With many claiming that newspapers have entered a prolonged senescence, the online vultures are now truly swirling. In a new blog post, Ross Dawson, a self-proclaimed “inspirational keynote speaker and futurist” has laid out a timeline for the extinction of newspapers in every country in the world. Which is why we at NewsFeed, despite being part of the online revolution of news distribution, are moving to Mongolia. Because we love newspapers.
And in Mongolia, according to Dawson, gray print will continue holding truth to power until 2038. By contrast, U.S. newspapers will be insignificant in seven years, Dawson says. Click here to open the full extinction timeline.
As one would expect from a conference darling, Dawson adorns his blog with a fancy, PowerPoint-esque slide that lists the key factors that are gently pushing newspapers into the good night. “Technology uptake, Economic Development, Industry Structure. Consumer Behaviors, Government, and Demographics” all determine how quickly newspapers will become insignificant, he says. Dawson adds a caveat: “Newspapers in their current form becoming insignificant is not the same as the death of news-on-paper, which will continue in a variety of forms.” (See how to fix today’s newspaper.)
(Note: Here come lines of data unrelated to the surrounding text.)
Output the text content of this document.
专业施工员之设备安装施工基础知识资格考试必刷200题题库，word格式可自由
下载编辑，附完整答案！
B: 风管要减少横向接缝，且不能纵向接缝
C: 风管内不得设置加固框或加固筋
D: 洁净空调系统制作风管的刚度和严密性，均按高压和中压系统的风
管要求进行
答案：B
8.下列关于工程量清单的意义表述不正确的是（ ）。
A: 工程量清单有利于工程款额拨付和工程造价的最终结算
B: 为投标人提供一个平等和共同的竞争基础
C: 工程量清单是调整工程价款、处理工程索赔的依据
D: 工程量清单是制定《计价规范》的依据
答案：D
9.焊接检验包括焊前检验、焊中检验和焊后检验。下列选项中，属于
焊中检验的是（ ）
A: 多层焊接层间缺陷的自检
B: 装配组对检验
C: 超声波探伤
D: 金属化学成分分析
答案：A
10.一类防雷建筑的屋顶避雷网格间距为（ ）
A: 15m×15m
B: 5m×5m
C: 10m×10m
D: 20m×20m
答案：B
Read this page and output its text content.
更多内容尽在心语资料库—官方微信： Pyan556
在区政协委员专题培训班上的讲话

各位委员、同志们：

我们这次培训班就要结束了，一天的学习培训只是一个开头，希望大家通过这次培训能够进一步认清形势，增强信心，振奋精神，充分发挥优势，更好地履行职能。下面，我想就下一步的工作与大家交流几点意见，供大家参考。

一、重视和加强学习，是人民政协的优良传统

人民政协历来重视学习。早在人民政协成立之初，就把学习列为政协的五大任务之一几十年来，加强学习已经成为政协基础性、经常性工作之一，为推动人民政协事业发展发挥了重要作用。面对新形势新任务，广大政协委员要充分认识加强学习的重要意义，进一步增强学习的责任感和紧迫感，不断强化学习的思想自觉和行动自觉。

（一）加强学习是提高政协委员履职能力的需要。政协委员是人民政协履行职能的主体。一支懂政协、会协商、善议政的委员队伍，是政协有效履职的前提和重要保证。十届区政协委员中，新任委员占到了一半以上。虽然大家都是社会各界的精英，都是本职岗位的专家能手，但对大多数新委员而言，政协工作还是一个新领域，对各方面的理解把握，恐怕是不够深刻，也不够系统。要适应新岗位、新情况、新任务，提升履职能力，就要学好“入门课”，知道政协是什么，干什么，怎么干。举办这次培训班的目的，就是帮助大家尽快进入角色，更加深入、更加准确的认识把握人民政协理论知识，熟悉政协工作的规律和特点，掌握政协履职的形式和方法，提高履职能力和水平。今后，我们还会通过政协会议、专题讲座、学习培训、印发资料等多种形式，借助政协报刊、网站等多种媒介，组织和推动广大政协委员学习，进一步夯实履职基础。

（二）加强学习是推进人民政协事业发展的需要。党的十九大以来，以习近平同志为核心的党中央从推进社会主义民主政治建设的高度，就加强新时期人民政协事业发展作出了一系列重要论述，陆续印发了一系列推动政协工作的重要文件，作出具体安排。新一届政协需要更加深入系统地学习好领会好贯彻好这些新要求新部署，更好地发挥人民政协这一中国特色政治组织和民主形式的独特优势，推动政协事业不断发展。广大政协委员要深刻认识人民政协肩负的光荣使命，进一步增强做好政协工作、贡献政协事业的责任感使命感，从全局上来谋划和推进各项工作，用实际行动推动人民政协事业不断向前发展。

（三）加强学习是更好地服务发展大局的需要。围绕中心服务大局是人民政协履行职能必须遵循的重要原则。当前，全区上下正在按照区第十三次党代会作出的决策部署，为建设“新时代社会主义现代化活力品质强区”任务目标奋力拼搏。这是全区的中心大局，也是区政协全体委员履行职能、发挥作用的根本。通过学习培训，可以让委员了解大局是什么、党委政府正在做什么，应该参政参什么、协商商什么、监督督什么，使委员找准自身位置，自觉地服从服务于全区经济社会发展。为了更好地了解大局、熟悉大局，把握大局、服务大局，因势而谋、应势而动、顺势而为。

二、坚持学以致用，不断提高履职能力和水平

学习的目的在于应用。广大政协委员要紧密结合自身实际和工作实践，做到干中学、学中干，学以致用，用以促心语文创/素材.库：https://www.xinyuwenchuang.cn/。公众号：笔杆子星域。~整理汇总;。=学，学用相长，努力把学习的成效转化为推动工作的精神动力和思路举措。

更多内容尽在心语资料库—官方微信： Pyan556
Despite NewsFeed’s skepticism of anybody making cash off predicting the future (clairvoyant circa spring, 1914: “Era of peace and stability in Europe awaits!”; circa 2006: “Housing Prices Never Go Down, and P.S. Everyone move to Ireland, the Celtic Tiger!”), Dawson’s prognostications seem particularly thin. He doesn’t list his methodology or break out his reasoning for each country, and just a cursory glance raises questions: how can U.K newspapers become insignificant in under a decade when they continue to set the political agenda today more than any other media in that country? Russian newspapers will remain relevant until 2036, Dawson says, but there are already questions right now about the significance of a fourth estate under the Kremlin’s authoritarian rule.
In another footnote to his blog, Dawson adds that his timeline “shows best estimates..and his intended to stimulate useful strategic conversations.” On that at least, we applaud his efforts. Perhaps he can keynote a conference on the subject in Mongolia? We hear Ulan Bator is lovely this time of year.